Потом девочка стала бредить; доктор нашел сильные шумы в легких и сказал:
— Бронхит. Надо выждать — это само пройдет.
Ночью у Фриды наступило резкое, страшное ухудшение. Они закутали ее маленькое, почти безжизненное тельце в одеяло и помчались на такси в ближайшую больницу — католическую. Там поставили диагноз: пневмония.
— Ребенок очень слаб, — сказал доктор таким тоном, словно они были виноваты.
Двое суток Урсула сидела у постели Фриды и держала ее за руку, боясь отпустить.

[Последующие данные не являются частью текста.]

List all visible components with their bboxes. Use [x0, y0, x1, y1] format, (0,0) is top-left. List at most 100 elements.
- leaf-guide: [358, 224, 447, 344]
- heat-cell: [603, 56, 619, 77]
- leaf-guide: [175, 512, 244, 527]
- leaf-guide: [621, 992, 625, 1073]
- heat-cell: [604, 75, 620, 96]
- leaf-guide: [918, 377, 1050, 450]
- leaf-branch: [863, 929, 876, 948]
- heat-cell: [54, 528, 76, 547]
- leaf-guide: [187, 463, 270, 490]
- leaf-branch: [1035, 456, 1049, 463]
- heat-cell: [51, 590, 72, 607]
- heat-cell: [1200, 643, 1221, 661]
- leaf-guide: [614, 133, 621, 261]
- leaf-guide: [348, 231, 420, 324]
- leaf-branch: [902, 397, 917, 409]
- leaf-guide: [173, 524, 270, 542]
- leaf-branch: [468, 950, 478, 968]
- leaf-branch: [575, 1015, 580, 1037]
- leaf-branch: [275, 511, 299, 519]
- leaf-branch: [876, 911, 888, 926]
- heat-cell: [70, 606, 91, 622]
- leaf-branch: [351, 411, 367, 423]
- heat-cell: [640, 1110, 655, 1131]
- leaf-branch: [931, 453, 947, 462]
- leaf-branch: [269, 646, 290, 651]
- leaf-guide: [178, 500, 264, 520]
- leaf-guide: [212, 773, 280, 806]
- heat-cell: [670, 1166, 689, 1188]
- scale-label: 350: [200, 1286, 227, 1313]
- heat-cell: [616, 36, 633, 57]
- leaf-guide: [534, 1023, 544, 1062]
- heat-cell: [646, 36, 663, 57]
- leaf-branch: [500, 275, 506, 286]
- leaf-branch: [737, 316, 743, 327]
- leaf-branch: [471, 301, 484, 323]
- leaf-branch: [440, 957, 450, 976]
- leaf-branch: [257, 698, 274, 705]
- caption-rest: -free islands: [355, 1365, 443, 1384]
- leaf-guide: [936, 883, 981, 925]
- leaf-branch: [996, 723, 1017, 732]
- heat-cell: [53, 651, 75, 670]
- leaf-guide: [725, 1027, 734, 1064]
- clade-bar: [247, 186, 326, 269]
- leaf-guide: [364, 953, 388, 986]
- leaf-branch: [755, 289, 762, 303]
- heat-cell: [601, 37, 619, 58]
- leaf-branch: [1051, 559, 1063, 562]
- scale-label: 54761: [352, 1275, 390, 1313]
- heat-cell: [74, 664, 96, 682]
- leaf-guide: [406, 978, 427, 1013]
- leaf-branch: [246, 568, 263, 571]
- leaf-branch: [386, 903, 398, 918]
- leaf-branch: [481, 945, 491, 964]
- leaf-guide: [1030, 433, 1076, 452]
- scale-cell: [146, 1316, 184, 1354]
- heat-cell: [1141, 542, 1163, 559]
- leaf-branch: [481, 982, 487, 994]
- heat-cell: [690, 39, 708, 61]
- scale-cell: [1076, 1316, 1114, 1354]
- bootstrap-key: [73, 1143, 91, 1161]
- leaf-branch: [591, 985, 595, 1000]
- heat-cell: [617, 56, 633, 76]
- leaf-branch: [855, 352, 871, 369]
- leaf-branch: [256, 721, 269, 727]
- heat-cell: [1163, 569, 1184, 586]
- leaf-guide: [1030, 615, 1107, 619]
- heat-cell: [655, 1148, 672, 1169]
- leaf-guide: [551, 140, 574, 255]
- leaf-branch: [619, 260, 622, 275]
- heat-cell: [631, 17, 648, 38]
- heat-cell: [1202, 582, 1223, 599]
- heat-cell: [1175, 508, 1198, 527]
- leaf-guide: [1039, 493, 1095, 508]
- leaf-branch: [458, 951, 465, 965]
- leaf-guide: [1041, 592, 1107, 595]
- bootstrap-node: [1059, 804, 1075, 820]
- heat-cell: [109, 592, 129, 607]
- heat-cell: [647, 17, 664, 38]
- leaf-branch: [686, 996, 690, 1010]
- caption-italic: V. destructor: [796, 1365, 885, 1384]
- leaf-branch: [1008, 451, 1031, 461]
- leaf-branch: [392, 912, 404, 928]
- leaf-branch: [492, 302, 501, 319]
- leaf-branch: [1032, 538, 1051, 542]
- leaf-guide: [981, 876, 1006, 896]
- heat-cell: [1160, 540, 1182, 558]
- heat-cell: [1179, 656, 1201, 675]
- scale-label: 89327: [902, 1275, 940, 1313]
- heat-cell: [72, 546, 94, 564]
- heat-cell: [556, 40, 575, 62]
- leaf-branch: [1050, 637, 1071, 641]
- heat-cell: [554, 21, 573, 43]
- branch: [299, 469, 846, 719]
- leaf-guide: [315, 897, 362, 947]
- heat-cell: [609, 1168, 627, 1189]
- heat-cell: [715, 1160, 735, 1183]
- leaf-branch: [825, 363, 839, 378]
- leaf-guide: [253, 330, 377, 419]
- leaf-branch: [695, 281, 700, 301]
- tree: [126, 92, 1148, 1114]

— Если б я только мог переболеть вместо нее, — шептал Юрген поверх крахмальных простынь, которые тоже помогали удерживать Фриду в этом мире.
По коридорам галеонами проплывали монахини в огромных причудливых апостольниках. Когда Урсула на мгновение отвлеклась, ей первым делом пришел в голову вопрос: сколько же времени требуется на ежедневное сооружение этих сложных конструкций? Сама бы она ни за что не справилась с такой задачей. Да из-за одного этого головного убора путь в монахини был ей заказан.
Они собрали в кулак всю свою волю, борясь за жизнь Фриды, и малышка выжила. Триумф воли. {115} Кризис миновал, но до выздоровления было еще далеко. Слабенькая и бледная, Фрида шла на поправку очень медленно, и вот как-то вечером, вернувшись после дежурства у ее постели, Урсула нашла под дверью оставленный кем-то конверт.
— Смотри, от Евы. — Дождавшись Юргена, она протянула ему записку.
— Кто такая Ева? — не понял он.
— Улыбаемся! — Щелк-щелк-щелк.
Да пожалуйста, лишь бы сделать приятное Еве, думала Урсула. Она не возражала. Ева была так добра, что пригласила их в эти места, чтобы Фрида подышала целительным горным воздухом, питаясь свежими овощами, яйцами и молоком с образцово-показательной фермы Гутсхоф, расположенной на горном склоне, чуть ниже Бергхофа.
— Это высочайшее повеление? — спросил Юрген. — Отказы не принимаются? Или ты хочешь отказаться? Надеюсь, что нет. Кстати, подлечишь там свою мигрень.
Урсула заметила, что с его продвижением по министерским эшелонам их разговоры становятся все более однобокими. Юрген высказывал мнения, ставил вопросы, сам на них отвечал и делал выводы, не испытывая ни малейшей необходимости вовлекать ее в беседу. (Вероятно, адвокатская манера.) Сам он, естественно, этого не замечал.
— Выходит, старый козел наконец-то завел себе женщину? Кто бы мог подумать. А ты давно знала? Нет, вряд ли ты бы со мной поделилась. Надо же — твоя знакомая! Нам-то это выгодно, правда? Быть поближе к трону. Выгодно для моей карьеры, а стало быть, и для нас с тобой. Liebling, [58] — для порядка добавил он.
Урсула подумала, что от трона лучше держаться как раз подальше.
— Я с ней лично незнакома, — сказала она. — Мы даже не встречались. Это все фрау Бреннер — она дружит с ее матерью фрау Браун. Клара когда-то подрабатывала у Гофмана вместе с Евой. Они еще в детский сад вместе ходили.
— Впечатляет, — сказал Юрген. — Три коротких шага от дамских сплетен к вершинам власти. А знает ли фройляйн Ева Браун, что ее подружка детства Клара замужем за евреем?
Урсулу поразило, как он произнес это слово. Jude. С презрительной издевкой — раньше за ним такого не водилось. Ее как будто ударили в самое сердце.
— Понятия не имею, — сказала она. — Сплетни, как ты изволил выразиться, меня не интересуют.